Edit: z głupia frant zajrzałem tam gdzie nie powinienem i aż oczy przetarłem, bo wydawało mi się że śnię. A potem spadłem ze stołka. Autentycznie. Może i jestem nienormalny, zboczony, i co tam jeszcze kto chce. Ale przynajmniej potrafię odróżnić zwykłe anime, w którym ze smakiem pokazuje się zbliżenie seksualne dwójki kochających się osób płci przeciwnej od chamskiego pornola. Tak dalej pójdzie, to za niedługo nie będą pojawiały się nawet opisy zwykłych romansów. No bo przecież jak ci bohaterowie mogą trzymać się ręce - o tempora, o mores! Gdzie się podziały jakieś normy etyczne i granice dobrego smaku?
Do wszystkich tanukowców, którzy to przeczytają, prośba: przekażcie poniższe słowa reszcie redakcji, bo mojego posta jak zwykle skasują. A brzmią one następująco: ZAMKNIJCIE SIĘ WSZYSCY RAZEM W KLASZTORZE, PÓKI JESZCZE TE ZŁE FANSERWISOWE REGULARNE PORNOSY NIE SKRZYWIŁY DO KOŃCA WASZEJ BIEDNEJ, JUŻ I TAK STRASZLIWIE ZMALTRETOWANEJ PRZEZ NADMIAR LOLI I BIELIZNY PSYCHIKI, ZAMIAST PSUĆ ZDROWIE NORMALNYM, ZDROWYM LUDZIOM LUBIĄCYM OD CZASU DO CZASU POŚWINTUSZYĆ. Koniec komunikatu, dziękuję za uwagę. Normalnie same cnotki-niewydymki w tym fapdomie w dzisiejszych czasach, jak babcię kocham. Tylko ciekawe skąd te skaczące i pojękujące śpiwory w sleeproomach na konwentach.
« Ostatnia zmiana: Listopad 23, 2010, 02:13:40 am wysłana przez cpt. Misumaru Tenchi »
Loli time is anytime and anytime is loli time.

Offline Zegarmistrz

Odp: Trudna sztuka recenzowania i oceniania
« Odpowiedź #829 dnia: Listopad 23, 2010, 10:15:41 am »
Cytuj
Wybacz, że nie mam ochoty dyskutować na tym poziomie. Post Tenchiego zresztą został usunięty z forum, gdzie nawet pół zdania nie moderuję. Oba komentarze Tenchiego do recenzji KissxSis wiszą i mają się dobrze, a sam napisałem do niej długi komentarz w którym jasno dałem znać co o niej myślę, prowadząc później jeszcze prywatną (jako użytkownik) korespondencję z jej autorem wyjaśniając to i owo. Oczywiście łatwiej mnie objechać jako obecnego członka redakcji. Wybaczysz, że w tym momencie wyłączę się z dyskusji tutaj i nie odniosę do reszty Twojego posta - bo jest to dla mnie zwyczajnie przykre, kiedy widzę jak ktoś, kogo do tej pory miałem za dobrego znajomego w ten sposób mnie traktuje.

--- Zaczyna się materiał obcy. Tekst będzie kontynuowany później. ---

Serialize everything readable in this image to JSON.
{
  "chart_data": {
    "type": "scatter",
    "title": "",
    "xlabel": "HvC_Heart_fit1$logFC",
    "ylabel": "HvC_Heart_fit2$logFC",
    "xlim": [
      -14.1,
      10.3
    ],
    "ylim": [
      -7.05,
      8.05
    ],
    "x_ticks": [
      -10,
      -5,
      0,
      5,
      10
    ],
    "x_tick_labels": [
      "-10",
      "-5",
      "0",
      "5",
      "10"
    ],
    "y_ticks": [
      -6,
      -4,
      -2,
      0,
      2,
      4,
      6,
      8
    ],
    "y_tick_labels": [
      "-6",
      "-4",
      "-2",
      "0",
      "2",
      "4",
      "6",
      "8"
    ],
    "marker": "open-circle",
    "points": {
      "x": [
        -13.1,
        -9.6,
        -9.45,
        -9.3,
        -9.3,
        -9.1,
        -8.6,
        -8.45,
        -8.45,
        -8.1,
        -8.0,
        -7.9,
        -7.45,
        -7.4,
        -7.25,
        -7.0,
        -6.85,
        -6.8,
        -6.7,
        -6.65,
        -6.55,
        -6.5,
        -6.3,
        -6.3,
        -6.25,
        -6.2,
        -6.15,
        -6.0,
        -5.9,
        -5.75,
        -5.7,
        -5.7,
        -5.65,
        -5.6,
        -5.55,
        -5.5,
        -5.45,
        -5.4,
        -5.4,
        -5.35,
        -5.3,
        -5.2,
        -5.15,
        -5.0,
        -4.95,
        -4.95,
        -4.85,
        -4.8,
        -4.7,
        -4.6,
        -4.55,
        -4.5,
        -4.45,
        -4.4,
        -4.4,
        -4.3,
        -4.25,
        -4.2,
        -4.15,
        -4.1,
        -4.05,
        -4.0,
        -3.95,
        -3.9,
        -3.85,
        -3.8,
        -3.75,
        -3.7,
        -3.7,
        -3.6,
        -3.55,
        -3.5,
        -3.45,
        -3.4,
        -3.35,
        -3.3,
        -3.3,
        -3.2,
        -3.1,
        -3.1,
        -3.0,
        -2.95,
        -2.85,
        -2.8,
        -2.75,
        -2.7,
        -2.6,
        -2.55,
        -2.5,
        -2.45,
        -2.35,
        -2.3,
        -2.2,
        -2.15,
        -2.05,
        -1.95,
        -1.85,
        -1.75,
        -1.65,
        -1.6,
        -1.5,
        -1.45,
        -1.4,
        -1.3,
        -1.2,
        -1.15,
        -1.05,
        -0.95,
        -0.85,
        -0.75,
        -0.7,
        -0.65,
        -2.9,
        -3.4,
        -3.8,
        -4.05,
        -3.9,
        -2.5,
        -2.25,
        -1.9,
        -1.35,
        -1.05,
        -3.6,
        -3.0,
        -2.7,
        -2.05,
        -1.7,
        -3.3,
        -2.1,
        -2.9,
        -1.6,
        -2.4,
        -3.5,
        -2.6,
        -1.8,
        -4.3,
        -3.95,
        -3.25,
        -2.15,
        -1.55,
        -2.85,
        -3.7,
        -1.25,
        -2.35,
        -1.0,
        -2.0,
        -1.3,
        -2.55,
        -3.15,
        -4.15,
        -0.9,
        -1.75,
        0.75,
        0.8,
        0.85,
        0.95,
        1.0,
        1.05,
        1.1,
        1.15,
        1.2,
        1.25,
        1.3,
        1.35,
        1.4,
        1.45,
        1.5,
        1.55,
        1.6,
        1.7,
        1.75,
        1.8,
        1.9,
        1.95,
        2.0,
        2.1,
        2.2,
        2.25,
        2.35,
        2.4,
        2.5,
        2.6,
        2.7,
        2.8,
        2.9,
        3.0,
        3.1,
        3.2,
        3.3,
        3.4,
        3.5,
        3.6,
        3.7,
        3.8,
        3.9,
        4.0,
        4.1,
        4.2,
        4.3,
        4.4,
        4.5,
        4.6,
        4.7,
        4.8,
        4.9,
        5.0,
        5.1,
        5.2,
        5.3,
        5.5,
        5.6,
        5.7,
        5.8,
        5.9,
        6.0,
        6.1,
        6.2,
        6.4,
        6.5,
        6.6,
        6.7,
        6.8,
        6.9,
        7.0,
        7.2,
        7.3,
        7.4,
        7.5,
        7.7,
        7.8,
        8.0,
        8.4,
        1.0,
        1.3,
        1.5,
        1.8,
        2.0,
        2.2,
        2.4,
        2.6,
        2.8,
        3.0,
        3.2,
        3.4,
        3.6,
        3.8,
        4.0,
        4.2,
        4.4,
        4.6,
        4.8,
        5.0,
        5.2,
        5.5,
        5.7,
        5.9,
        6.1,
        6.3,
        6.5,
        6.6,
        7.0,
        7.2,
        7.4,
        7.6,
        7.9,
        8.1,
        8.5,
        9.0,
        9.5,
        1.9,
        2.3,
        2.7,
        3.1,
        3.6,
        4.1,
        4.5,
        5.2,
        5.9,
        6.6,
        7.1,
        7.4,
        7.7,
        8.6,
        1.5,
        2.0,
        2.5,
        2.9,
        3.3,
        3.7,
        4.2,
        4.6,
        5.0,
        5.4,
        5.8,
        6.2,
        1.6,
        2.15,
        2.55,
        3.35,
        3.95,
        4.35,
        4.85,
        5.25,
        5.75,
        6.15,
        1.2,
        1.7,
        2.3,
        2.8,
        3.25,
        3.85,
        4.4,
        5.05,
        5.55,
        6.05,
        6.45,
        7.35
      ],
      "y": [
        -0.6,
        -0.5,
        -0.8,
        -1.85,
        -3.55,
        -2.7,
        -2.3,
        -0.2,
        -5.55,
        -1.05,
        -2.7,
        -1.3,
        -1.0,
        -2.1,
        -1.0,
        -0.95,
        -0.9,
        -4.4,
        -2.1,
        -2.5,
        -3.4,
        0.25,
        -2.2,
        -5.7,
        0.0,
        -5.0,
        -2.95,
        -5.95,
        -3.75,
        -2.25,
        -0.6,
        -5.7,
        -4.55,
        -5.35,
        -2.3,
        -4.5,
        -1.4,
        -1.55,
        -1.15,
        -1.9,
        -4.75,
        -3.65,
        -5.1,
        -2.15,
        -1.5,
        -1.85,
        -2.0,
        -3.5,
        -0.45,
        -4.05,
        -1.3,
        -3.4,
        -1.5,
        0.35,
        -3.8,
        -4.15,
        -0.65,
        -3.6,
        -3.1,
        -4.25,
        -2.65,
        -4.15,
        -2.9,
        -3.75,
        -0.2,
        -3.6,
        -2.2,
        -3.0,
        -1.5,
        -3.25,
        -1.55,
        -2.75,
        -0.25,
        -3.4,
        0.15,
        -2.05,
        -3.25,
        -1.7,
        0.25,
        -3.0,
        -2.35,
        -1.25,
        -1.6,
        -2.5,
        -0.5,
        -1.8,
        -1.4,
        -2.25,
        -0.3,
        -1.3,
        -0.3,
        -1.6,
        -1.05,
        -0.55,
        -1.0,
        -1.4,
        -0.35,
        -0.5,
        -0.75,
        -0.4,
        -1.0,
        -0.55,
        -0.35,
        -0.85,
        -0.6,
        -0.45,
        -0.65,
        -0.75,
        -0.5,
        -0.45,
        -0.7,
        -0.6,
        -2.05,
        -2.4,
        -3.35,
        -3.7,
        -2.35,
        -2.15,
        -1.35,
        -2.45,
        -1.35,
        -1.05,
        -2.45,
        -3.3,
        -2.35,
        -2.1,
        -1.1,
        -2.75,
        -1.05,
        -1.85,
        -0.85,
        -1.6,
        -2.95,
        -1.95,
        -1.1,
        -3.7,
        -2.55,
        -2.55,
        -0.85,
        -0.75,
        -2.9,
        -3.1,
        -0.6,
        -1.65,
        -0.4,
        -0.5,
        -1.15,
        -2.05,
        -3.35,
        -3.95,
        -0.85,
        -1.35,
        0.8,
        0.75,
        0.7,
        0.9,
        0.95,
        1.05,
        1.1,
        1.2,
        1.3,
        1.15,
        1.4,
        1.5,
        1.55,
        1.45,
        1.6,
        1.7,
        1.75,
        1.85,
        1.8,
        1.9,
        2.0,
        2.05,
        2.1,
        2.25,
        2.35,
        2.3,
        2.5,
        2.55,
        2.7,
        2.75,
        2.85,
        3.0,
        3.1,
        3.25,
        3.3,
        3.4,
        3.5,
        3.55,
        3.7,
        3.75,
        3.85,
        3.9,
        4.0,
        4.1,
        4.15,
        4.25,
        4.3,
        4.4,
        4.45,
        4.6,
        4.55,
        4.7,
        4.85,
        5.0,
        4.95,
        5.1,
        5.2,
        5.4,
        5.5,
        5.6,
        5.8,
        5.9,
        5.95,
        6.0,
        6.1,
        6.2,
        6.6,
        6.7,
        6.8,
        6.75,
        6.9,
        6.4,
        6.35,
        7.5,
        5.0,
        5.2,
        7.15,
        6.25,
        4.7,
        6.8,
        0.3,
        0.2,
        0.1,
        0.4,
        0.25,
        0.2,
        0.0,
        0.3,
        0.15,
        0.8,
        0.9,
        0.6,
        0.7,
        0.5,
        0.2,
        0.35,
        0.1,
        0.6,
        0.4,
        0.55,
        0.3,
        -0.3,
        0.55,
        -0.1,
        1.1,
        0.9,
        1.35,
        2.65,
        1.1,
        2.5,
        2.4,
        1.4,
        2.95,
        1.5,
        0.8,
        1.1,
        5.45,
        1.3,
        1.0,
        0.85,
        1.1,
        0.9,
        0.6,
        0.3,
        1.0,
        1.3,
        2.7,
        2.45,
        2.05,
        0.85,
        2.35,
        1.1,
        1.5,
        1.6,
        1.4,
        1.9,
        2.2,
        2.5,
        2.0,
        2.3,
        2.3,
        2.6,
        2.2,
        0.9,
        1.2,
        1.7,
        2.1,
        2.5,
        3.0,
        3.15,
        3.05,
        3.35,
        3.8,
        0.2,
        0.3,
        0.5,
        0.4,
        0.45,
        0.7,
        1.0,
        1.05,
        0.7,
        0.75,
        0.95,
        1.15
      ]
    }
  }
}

Morg: zechciałbyś mi wyjaśnić o czym do mnie mówisz i dlaczego tak głupio? Bo o ile pamiętam, to w ciągu twojej bytności w redakcji wymieniliśmy może trzy zdania. Owszem, byliśmy na kilku wspólnych imprezach, ale powiedzmy sobie szczerze: przetoczyła się przez nie pewnie z setka osób, które w odróżnieniu od ciebie nie zamknęły się w jednym pokoju z laskami oglądającymi yaoi.

Tymczasem ty dostajesz histerii takiej, jakbym przynajmniej przespał się z twoją dziewczyną. Naprawdę nie czuję tych waszych faz i prosiłbym, żeby mnie w nie nie wciągać. Gdybym chciał w nich uczestniczyć logowałbym się na forum.

Naprawdę. Nie dramatyzuj.

Cytuj
.. Po równi pochyłej w dół? Może lepiej nie. [/b]

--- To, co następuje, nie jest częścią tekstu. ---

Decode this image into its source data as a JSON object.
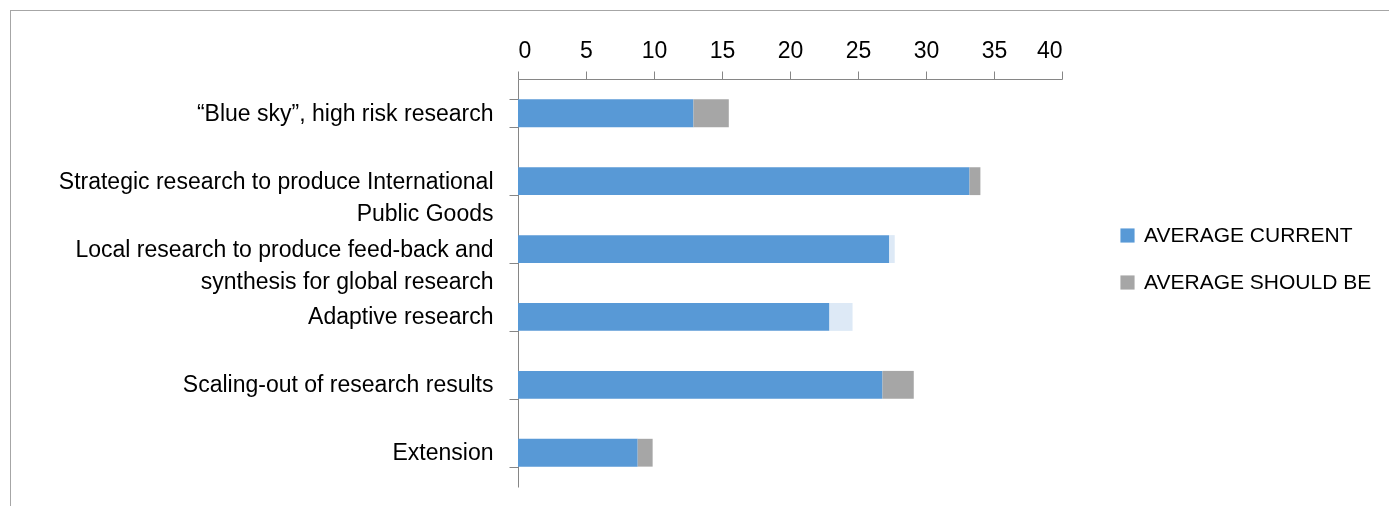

Ale przecież to od wielu miesięcy główny kierunek rozwoju serwisu. Tanuki.pl: Zawsze krok za trendami!

Cytuj
Owszem, recka Diablo była słaba. Ale prześledź bieg tej dyskusji na forum - zaczęło się ewidentnie od tego, że jak można tak dobrze ocenić incest. Dopiero po przywołaniu do porządku przez moshi_moshi niektórzy się zreflektowali i zaczęli wysuwać zarzuty pod adresem recenzji.
Za to pierwsza recka Mitsurugiego jest całkiem niezła - chociaż jeden poszedł po rozum do głowy i zrozumiał, że fakt lubienia przez kogoś ecchi/loli/fanserwisu wcale nie czyni go gorszym w stosunku do reszty fanów.

Dyskusja zaczęła się od tego, że się Grisznak wkurzył. Sorki. Grisznak akurat ma swój system wartości, którego ściśle przestrzega. Jest to irytujące, ale w ostatecznym rozrachunku stanowi ogromną zaletę tego człowieka. Przez wiele lat gościa lekceważyłem, muszę powiedzieć, że błędnie. Ty masz prawo oglądać co oglądasz. On ma prawo wierzyć w tradycyjne wartości.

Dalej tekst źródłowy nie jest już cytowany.